Arturo se forzó a sostener la mirada de Adriana, aunque cada instinto gritaba que mirara hacia otro lado.
—Tienes razón. En todo. Orquesté la caída. No he perdido el dinero—técnicamente. Está en trust inaccesible pero todavía mío. Y sí, estaba probando a personas. Viendo quién se quedaría sin el dinero.
—¿Por qué?
—Porque necesitaba saber. Necesitaba saber si alguien, cualquiera, podía verme como más que cuenta bancaria. Mi madre murió cuando tenía quince. Ella fue la última persona que me amó sin condiciones. Desde entonces, todo ha sido transaccional. Y me estaba volviendo loco no sabiendo si eso era porque yo atraía personas transaccionales o porque todas las personas son transaccionales.

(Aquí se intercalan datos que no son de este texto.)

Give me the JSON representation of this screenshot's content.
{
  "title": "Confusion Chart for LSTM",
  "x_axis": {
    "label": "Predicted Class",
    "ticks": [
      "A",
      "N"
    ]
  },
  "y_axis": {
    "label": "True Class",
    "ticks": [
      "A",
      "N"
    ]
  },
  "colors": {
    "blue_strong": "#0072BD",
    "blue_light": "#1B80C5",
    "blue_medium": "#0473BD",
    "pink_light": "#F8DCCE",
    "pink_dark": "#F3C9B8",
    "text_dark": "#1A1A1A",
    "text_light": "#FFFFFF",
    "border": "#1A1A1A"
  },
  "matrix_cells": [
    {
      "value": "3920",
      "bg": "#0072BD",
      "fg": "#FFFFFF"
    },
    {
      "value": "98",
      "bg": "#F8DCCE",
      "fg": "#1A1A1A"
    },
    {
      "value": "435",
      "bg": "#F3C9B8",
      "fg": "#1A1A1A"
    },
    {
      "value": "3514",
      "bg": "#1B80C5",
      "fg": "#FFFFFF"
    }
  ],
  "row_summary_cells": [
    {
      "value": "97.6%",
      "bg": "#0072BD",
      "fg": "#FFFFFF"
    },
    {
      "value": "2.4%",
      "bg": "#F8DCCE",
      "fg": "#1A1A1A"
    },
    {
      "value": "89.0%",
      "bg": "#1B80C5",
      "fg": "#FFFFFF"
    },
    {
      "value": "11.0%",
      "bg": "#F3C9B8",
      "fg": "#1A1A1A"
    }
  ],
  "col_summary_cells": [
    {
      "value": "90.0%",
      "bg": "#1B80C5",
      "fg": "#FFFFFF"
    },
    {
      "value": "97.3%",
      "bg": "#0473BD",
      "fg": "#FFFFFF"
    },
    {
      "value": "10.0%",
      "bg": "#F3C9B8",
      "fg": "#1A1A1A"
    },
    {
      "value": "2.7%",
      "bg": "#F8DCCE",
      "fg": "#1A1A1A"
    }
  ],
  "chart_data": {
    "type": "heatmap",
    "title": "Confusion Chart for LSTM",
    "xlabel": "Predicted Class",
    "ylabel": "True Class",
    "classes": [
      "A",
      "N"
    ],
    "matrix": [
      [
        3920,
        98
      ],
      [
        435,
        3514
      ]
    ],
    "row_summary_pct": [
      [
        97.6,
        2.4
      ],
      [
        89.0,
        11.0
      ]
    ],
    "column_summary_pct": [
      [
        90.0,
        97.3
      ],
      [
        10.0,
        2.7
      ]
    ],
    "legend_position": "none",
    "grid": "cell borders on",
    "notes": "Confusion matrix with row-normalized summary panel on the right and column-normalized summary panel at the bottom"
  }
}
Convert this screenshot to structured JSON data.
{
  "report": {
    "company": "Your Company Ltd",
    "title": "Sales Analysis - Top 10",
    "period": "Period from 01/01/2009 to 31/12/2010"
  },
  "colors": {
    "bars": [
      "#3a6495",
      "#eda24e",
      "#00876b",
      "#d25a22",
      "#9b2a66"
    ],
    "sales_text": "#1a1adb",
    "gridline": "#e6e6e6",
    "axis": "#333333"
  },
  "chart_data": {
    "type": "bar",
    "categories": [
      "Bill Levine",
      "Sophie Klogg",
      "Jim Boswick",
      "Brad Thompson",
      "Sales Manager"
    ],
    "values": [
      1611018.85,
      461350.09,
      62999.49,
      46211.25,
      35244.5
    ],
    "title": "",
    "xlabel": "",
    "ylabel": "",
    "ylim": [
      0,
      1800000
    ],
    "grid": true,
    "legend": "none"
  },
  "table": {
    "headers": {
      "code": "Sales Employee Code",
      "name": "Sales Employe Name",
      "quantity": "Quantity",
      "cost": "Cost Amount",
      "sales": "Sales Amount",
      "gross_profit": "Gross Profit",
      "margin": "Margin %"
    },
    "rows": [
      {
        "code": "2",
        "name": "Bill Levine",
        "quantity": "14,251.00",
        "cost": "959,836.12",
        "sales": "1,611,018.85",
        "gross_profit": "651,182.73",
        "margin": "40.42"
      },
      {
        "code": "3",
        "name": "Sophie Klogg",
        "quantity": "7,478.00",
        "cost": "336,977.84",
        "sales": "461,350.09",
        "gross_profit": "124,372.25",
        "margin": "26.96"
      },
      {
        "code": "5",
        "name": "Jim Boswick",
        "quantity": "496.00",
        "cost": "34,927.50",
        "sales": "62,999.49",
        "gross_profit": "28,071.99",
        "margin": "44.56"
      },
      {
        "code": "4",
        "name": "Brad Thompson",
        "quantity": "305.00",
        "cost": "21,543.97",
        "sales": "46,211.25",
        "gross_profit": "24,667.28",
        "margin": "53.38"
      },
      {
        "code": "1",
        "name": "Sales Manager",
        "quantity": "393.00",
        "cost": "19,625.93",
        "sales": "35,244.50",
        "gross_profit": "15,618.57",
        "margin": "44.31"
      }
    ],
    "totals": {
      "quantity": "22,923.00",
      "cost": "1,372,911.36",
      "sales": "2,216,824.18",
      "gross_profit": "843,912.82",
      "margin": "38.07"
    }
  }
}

—Entonces me usaste para descubrir.
—No. Te conocí y eras diferente. Eras auténtica. Y sí, me pregunté si podrías ser auténtica si supieras sobre el dinero. Así que... así que probé.
Adriana rio—sonido amargo que no tenía humor.
—¿Escuchas lo que estás diciendo? Me convertiste en experimento. Sin mi consentimiento. Sin darme opción de decidir si quería participar en tu elaborado teatro psicológico.
—Lo sé. Y lo siento.
—¿Lo sientes?—su voz se elevó ligeramente, luego se controló, recordando dónde estaban—. Arturo, vine a tu habitación deprimente. Traje provisiones. Me sentí mal por ti. Cuestioné mis propios juicios sobre riqueza y carácter porque pensé: 'Tal vez estaba equivocada. Tal vez este tipo rico realmente era decente debajo de todo.' Y todo ese tiempo, estabas actuando.